La société Pacifica fait valoir :
— que la CMAM et M. D Y font porter sur elle et sur la GMF, à hauteur d’appel, la part d’indemnité qui était réclamée en première instance contre AXA au titre du jeune J K, dont la responsabilité a été exonérée par le tribunal ; qu’en outre la CMAM et M. D Y sollicitent contre elle et la GMF une condamnation solidaire, ce qu’ils ne faisaient pas en première instance ; ces demandes, qui sont nouvelles, sont irrecevables ;
— que M. D Y a acquis l’immeuble sinistré pour le prix de 15 000 euros (conformément au prix convenu lors du compromis de vente qui avait été conclu avant le sinistre), puis l’a revendu en l’état un an plus tard à la commune pour un prix de 10 000 euros sans avoir procédé à la reconstruction, de sorte qu’il n’y a pas lieu de retenir une indemnisation en valeur de reconstruction, mais seulement en valeur vénale, soit 5 000 euros (différence entre le prix de l’achat et le prix de revente),
— qu’à titre subsidiaire, il faut déduire de l’indemnisation la somme de 51 315 euros correspondant à des travaux (déblais et démolition, honoraires d’architecte et diagnostic amiante) que M. D Y n’a pas effectués, ce qui ramène le préjudice à 198 843 euros,
— que la responsabilité des quatre mineurs dans l’incendie n’a pas été égale : la responsabilité de la jeune B, âgée de 9 ans au moment des faits, a seulement consisté à aller chercher un briquet à la demande du jeune I A sans savoir quelles étaient les intentions de ce dernier, ce qui justifie que sa part de responsabilité soit fixée à 5% (la part de Pacifica étant ainsi réduite à 2,5% compte-tenu du concours d’assurance avec la CMAM),
— que la négligence de l’ATM, qui n’a rien fait pour empêcher l’intrusion de tiers dans la grange de M. X, est démontrée, ce qui engage sa responsabilité,
— que son refus de faire droit aux revendications aux montants extravagants de M. D Y et de la CMAM ne constitue pas une résistance abusive.

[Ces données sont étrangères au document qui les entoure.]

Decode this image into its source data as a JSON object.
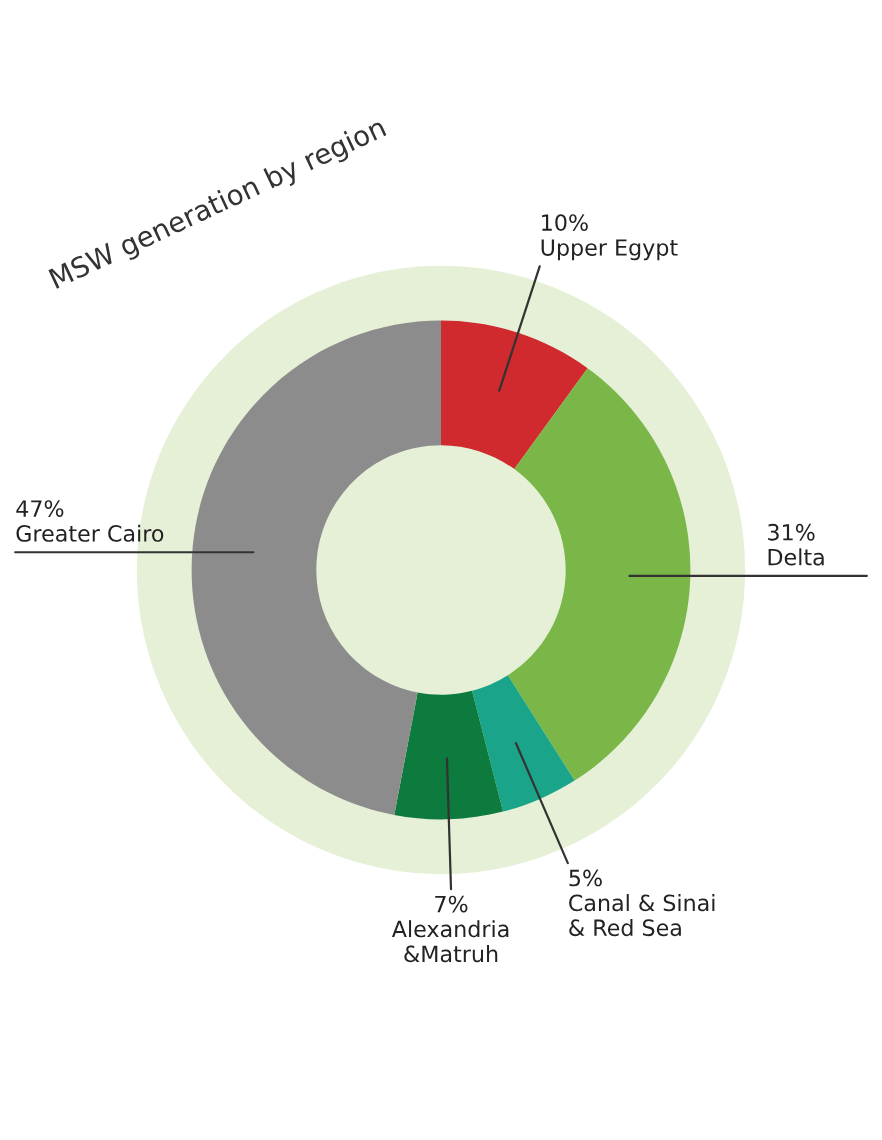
{
  "chart_data": {
    "type": "donut",
    "title": "MSW generation by region",
    "categories": [
      "Upper Egypt",
      "Delta",
      "Canal & Sinai\n& Red Sea",
      "Alexandria\n&Matruh",
      "Greater Cairo"
    ],
    "values": [
      10,
      31,
      5,
      7,
      47
    ],
    "value_labels": [
      "10%",
      "31%",
      "5%",
      "7%",
      "47%"
    ],
    "colors": [
      "#d02a2e",
      "#7ab648",
      "#1aa58a",
      "#0d7a3e",
      "#8c8c8c"
    ],
    "legend": false
  }
}
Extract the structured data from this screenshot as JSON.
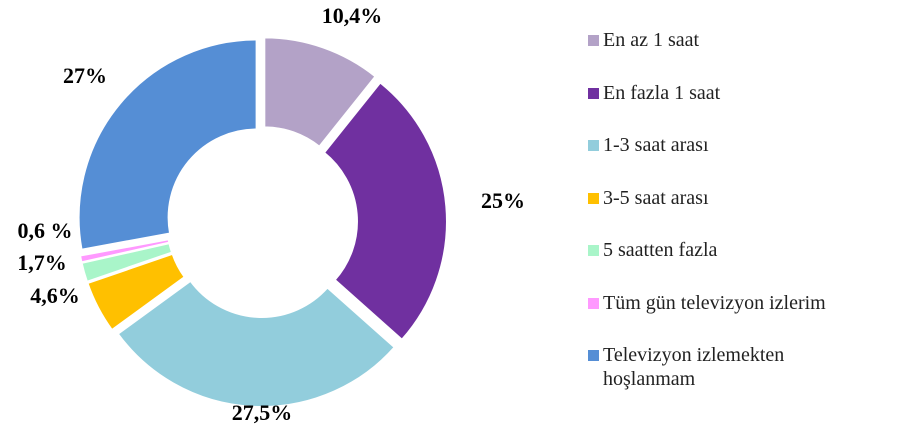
{
  "chart_data": {
    "type": "donut",
    "categories": [
      "En az 1 saat",
      "En fazla 1 saat",
      "1-3 saat arası",
      "3-5 saat arası",
      "5 saatten fazla",
      "Tüm gün televizyon izlerim",
      "Televizyon izlemekten hoşlanmam"
    ],
    "values": [
      10.4,
      25,
      27.5,
      4.6,
      1.7,
      0.6,
      27
    ],
    "value_labels": [
      "10,4%",
      "25%",
      "27,5%",
      "4,6%",
      "1,7%",
      "0,6 %",
      "27%"
    ],
    "colors": [
      "#b3a2c7",
      "#7030a0",
      "#92cddc",
      "#ffc000",
      "#a9f5c9",
      "#ff99ff",
      "#558ed5"
    ],
    "legend": "right"
  }
}
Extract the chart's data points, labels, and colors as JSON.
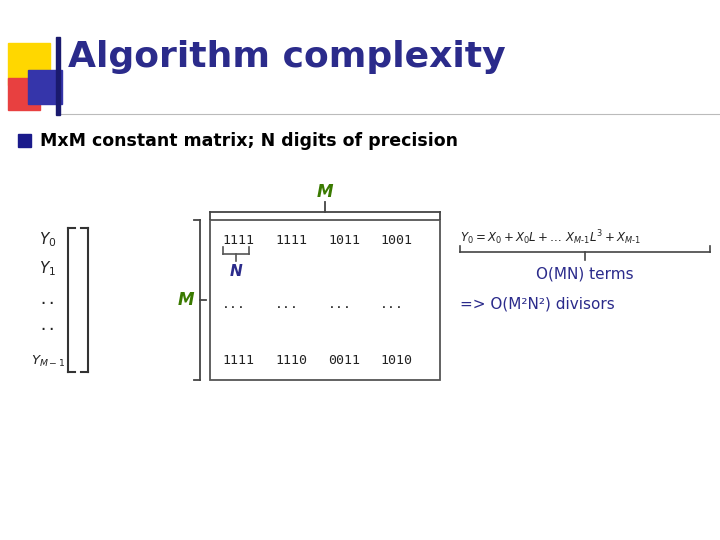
{
  "title": "Algorithm complexity",
  "title_color": "#2B2B8B",
  "bg_color": "#FFFFFF",
  "green_color": "#3A7A00",
  "dark_blue": "#2B2B8B",
  "navy": "#1A1A6E",
  "bullet_text": "MxM constant matrix; N digits of precision",
  "top_brace_label": "M",
  "left_brace_label": "M",
  "N_label": "N",
  "terms_text": "O(MN) terms",
  "divisors_text": "=> O(M²N²) divisors",
  "row0": [
    "1111",
    "1111",
    "1011",
    "1001"
  ],
  "row_mid": [
    "...",
    "...",
    "...",
    "..."
  ],
  "row_last": [
    "1111",
    "1110",
    "0011",
    "1010"
  ]
}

Par conclusions déposées le 12 mai 2021, la société GMF demande à la cour de déclarer la CMAM et M. D Y irrecevables et mal fondés en leurs demandes et de les en débouter, de la déclarer recevable en son appel incident et d’infirmer le jugement déféré en ce qu’il l’a condamnée en sa qualité d’assureur de Mme C à payer la somme de 21 199,50 euros à titre de dommages et intérêts, de confirmer le jugement en ce qu’il a débouté la CMAM et M. D Y de leur demande de dommages et intérêts pour résistance abusive, d’infirmer le jugement en ce qu’il l’a condamnée aux dépens et sur le fondement de l’article 700 du code de procédure civile et, à titre subsidiaire, de limiter l’indemnité due par elle à M. D Y à la somme de 1 250 euros ; enfin, de condamner la CMAM et M. D Y aux dépens et à lui payer la somme de 3 000 euros sur le fondement de l’article 700 du code de procédure civile.
La société GMF fait valoir notamment :
— qu’elle a réglé sa quote-part de la créance subrogative de la CMAM à hauteur de 41 250 euros à première demande dès le 30 mai 2017,
— que M. D Y ne justifie pas du découvert de garantie qu’il réclame en complément de la demande de la CMAM, ce qui rend sa demande irrecevable,
— qu’accorder à M. D Y le bénéfice de sa demande pour des travaux de démolition/reconstruction qu’il n’a jamais réalisés constituerait un enrichissement injustifié,
— que s’il existe un préjudice, il ne peut être que de 5 000 euros, soit la différence entre le prix d’achat de l’immeuble par M. D Y et son prix de revente,
— que sa quote-part dans l’indemnité ne peut donc dépasser 5 000 euros/4, soit 1 250 euros.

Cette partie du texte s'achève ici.